No estudo, foi descoberto que quanto mais café uma pessoa bebesse por dia, mais ela teria alterações epigenéticas em 11 partes específicas do DNA. Portanto, a pesquisa demonstra que o café pode influenciar na ativação de alguns genes.

epigenética ajuda a entender os benefícios do café
Mudanças epigenéticas pelo processo de Metilação do DNA.  Reprodução: LAGen

Os cientistas utilizaram outros fatores como peso, idade, sexo, consumo de álcool, cigarro, para descartar se seria apenas uma coincidência ou que estivesse relacionada a outras variáveis.


Saiba mais: VOCÊ SABE PARA QUE SERVE A CAFEÍNA?


DNA pode influenciar no consumo de café

A postagem da LAGen mostra que o nível de metabolização da cafeína pode ser determinado pelo DNA. O estudo publicado pela revista Scientific Reports da Nature e replicado pela Liga, indica que indivíduos que têm o gene PDSS2 consomem menos café, uma vez que a cafeína teria efeito prolongado.

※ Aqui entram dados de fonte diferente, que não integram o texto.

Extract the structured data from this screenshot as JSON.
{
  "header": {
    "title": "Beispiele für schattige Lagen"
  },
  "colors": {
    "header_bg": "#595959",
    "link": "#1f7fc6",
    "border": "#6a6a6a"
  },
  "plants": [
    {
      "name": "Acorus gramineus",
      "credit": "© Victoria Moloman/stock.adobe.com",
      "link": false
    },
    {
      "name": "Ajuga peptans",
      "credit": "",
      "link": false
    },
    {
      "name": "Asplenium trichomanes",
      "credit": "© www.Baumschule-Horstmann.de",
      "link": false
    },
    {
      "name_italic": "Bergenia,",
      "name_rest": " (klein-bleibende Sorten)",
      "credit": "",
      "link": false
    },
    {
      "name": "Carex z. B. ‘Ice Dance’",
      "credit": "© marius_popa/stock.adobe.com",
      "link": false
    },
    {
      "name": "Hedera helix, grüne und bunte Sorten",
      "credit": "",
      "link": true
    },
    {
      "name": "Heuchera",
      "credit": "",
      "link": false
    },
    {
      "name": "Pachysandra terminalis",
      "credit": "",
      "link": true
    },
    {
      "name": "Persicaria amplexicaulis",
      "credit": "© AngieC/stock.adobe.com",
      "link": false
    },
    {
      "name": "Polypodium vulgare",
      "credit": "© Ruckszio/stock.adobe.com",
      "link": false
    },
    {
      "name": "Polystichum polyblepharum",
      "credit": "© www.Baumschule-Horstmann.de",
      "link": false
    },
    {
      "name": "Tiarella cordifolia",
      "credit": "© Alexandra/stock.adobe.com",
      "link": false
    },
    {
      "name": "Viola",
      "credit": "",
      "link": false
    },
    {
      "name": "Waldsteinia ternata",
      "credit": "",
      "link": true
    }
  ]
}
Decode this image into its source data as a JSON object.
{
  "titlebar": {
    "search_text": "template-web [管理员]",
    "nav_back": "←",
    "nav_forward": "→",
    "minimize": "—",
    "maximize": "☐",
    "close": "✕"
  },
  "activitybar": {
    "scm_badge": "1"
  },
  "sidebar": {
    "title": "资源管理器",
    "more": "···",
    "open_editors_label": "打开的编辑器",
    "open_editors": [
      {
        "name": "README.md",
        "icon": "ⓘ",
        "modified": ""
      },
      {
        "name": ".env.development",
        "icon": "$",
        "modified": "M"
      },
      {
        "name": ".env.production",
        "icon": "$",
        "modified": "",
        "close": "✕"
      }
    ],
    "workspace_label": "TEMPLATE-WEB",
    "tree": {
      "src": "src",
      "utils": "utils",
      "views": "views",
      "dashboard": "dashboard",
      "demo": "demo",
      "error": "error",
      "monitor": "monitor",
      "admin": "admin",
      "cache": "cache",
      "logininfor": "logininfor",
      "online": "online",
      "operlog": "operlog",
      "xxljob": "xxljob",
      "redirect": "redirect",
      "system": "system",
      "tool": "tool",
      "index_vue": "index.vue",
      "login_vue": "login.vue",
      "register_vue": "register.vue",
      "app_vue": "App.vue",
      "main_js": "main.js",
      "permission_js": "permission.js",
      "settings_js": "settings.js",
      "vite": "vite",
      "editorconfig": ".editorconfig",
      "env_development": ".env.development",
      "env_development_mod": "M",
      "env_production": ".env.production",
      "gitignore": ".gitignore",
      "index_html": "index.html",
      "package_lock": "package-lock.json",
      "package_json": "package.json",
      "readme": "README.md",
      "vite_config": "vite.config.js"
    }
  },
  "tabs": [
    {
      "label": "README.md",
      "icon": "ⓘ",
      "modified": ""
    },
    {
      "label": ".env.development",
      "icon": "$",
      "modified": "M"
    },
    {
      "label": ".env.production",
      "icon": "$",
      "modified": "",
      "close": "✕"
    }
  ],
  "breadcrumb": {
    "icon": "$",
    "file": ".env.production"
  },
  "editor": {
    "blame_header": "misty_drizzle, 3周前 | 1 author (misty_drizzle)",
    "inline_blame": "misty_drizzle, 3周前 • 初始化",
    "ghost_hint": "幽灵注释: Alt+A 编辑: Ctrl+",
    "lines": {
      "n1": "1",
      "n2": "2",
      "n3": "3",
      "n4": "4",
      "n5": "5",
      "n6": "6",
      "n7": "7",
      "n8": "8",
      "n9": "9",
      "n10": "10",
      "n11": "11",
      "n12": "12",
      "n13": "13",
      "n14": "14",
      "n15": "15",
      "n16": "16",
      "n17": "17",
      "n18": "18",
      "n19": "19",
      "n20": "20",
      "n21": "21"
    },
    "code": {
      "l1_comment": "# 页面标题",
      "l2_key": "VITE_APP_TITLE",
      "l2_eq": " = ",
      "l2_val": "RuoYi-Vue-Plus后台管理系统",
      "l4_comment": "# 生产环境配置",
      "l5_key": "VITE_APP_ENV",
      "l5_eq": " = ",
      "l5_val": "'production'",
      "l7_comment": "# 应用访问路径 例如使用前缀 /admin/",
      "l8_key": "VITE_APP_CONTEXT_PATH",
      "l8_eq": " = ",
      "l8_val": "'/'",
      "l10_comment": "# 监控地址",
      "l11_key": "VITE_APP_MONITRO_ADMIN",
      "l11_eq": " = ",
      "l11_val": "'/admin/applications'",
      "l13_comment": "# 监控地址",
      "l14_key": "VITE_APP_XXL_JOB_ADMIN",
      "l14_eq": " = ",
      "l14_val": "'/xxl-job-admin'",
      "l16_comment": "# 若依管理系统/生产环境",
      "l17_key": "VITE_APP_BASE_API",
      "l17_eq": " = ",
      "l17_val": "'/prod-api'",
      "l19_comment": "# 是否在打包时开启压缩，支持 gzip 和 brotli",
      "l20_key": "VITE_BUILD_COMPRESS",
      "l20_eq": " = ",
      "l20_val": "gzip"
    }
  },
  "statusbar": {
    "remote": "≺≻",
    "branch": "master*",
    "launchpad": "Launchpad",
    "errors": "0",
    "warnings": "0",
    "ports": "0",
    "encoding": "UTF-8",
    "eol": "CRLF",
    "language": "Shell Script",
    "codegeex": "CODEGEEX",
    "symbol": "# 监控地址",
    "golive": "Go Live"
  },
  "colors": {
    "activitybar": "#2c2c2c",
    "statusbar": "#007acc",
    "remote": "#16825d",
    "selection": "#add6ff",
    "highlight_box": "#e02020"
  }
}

Essa variação do gene PDSS2 reduz a capacidade das células do organismo de quebrarem as moléculas da cafeína, e consequentemente, permite que a substância fique mais tempo no corpo. Por isso, pessoas com esse gene consomem menos café, no entanto, apresentam o mesmo efeito da cafeína, comparado à outra pessoa que ingere maior quantidade da bebida.

Como apresentado, os benefícios do café podem ter relação com os processos epigenéticos, mas ainda é um estudo preliminar que necessita de outros para entender como o café age de fato no corpo. Ainda assim, sendo o primeiro estudo, é um assunto interessante para tentar compreender como a cafeína atua conforme o DNA do indivíduo.